Julio Castillo, 22, of the Dominican Republic, was pitching for the Peoria Chiefs against the Dayton Dragons when the bench-clearing brawl broke out last July. A fan in the stands suffered a concussion after getting struck by a ball Castillo threw; he has pleaded not guilty to felonious assault.

Testifying in Montgomery County Common Pleas Court, Castillo said he had been having pitching control problems earlier in the game, became frightened as the brawl began, and did not throw at an opposing player or with the intention of hitting anyone.

"I saw that the players with the Dragons were coming," the Spanish-speaking Castillo said, testifying through a translator. "I was nervous and frightened. I threw the ball in front of the dugout to see if they would go back. I didn't throw it to hit anyone."

Under cross-examination by assistant Montgomery County prosecutor Tracey Ballard Tangeman, Castillo acknowledged that he threw the ball hard and that it went into the stands.

In closing arguments, assistant Montgomery County prosecutor Jon Marshall accused Castillo of throwing the ball at the Dragons' players.

"He does not get a free pass because he missed his intended target," Marshall said.

Marshall said courts have found that such objects as rocks, bricks, pool cues and baseball bats constitute deadly weapons. He said Castillo is capable of throwing a baseball over 90 miles an hour.

"It's hard, it's solid, it's small," Marshall told Judge Connie Price. "This is a weapon, your honor, that is absolutely capable of inflicting death and did in fact inflict serious physical harm that night."
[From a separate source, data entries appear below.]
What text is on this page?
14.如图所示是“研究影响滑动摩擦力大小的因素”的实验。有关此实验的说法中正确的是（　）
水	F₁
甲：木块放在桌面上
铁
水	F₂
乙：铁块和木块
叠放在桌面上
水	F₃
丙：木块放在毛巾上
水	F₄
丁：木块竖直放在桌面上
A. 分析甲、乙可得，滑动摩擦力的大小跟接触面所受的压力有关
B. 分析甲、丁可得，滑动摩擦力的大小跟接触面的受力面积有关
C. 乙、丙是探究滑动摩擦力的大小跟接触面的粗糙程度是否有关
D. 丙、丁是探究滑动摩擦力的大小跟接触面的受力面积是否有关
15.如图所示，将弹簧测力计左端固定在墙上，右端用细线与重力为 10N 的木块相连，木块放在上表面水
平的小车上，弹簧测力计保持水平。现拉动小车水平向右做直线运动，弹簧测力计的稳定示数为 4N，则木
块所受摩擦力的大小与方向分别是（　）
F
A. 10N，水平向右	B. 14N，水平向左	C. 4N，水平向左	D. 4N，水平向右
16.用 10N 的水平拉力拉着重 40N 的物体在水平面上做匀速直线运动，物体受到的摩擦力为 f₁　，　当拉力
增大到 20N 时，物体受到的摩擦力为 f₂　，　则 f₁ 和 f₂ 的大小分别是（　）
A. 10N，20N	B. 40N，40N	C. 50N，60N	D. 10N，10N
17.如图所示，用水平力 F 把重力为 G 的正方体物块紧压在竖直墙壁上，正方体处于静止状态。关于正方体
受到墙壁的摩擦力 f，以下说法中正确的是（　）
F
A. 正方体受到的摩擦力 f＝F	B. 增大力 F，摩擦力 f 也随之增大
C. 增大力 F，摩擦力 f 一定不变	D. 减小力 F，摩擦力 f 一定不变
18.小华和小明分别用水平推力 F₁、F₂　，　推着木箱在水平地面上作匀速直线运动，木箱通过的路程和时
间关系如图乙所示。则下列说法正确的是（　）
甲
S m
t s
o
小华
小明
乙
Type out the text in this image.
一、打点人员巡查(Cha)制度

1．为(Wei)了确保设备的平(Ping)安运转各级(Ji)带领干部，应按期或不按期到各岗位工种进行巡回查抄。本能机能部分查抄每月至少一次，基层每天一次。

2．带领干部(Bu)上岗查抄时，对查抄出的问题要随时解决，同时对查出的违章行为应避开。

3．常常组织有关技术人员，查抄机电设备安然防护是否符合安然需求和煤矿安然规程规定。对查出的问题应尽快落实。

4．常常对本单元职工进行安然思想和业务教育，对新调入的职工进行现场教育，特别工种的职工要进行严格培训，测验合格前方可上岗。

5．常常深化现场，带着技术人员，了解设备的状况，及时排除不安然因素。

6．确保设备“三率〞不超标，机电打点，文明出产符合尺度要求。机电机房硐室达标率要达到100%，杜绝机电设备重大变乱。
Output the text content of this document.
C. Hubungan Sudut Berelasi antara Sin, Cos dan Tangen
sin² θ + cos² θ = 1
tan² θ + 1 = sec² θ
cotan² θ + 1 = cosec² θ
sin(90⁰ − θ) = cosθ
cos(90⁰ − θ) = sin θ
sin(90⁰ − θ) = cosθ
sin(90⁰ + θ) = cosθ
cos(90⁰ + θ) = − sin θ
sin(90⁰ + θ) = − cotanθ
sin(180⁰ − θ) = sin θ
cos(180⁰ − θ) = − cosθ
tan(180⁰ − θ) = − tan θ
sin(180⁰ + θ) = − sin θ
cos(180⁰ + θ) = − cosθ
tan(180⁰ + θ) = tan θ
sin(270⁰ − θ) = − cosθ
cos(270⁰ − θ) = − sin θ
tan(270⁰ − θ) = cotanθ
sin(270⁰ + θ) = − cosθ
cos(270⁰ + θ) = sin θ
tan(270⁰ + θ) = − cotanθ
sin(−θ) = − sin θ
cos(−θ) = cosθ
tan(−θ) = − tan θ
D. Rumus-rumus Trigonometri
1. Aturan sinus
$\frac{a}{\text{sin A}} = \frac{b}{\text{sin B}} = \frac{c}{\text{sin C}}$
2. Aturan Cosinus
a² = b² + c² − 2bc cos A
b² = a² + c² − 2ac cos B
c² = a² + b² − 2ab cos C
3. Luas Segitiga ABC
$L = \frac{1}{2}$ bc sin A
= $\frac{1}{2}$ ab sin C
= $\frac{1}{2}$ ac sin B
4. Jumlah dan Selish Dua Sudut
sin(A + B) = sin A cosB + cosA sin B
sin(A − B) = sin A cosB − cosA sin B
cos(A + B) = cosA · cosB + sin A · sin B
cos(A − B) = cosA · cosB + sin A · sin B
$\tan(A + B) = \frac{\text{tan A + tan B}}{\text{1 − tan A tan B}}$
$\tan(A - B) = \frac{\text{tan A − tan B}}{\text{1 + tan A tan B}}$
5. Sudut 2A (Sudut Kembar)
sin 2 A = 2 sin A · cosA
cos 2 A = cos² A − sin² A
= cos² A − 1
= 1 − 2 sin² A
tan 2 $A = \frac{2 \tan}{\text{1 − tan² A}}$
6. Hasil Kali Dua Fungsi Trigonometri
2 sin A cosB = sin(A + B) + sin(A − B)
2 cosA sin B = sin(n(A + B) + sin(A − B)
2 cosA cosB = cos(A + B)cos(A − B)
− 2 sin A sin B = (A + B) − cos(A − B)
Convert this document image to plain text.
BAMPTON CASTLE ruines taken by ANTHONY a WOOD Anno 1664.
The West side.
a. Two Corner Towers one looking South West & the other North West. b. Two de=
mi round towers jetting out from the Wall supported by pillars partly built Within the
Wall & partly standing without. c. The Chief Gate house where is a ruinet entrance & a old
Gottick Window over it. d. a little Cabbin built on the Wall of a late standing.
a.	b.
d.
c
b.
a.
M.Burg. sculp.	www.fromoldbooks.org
Defense attorney Dennis Lieberman said there were no players in the path of the ball when Castillo threw it.

"He wasn't throwing at anybody. He was throwing at an empty dugout," Lieberman said.

After both sides presented their arguments, Price said she would rule at a later, unspecified date.

Castillo is now on the roster of the Boise Hawks, a Class A affiliate of the Chicago Cubs, but is not allowed to play. The Cubs are awaiting the outcome of the trial to determine whether his status will change.

In the previous game before the brawl, three Peoria batters had been hit by pitches. In the next game, a Peoria player was hit in the top of the first inning, then Castillo hit two Dayton batters in the bottom half – one in the head. The second batter hit by Castillo, Angel Cabrerra, made an aggressive slide into second to break up a double play.

Castillo followed that by throwing his next pitch up-and-in, prompting Dayton manager Donnie Scott to complain to the home plate umpire. Interim Peoria manager Carmelo Martinez came onto the field to join the discussion. The two managers began arguing, and when Martinez pushed Scott, the benches emptied.

Video from the game shows Castillo throwing a ball, but doesn't show where the ball landed.

Officials in the Midwest League suspended and fined 15 players, including Castillo, and both managers for the fight.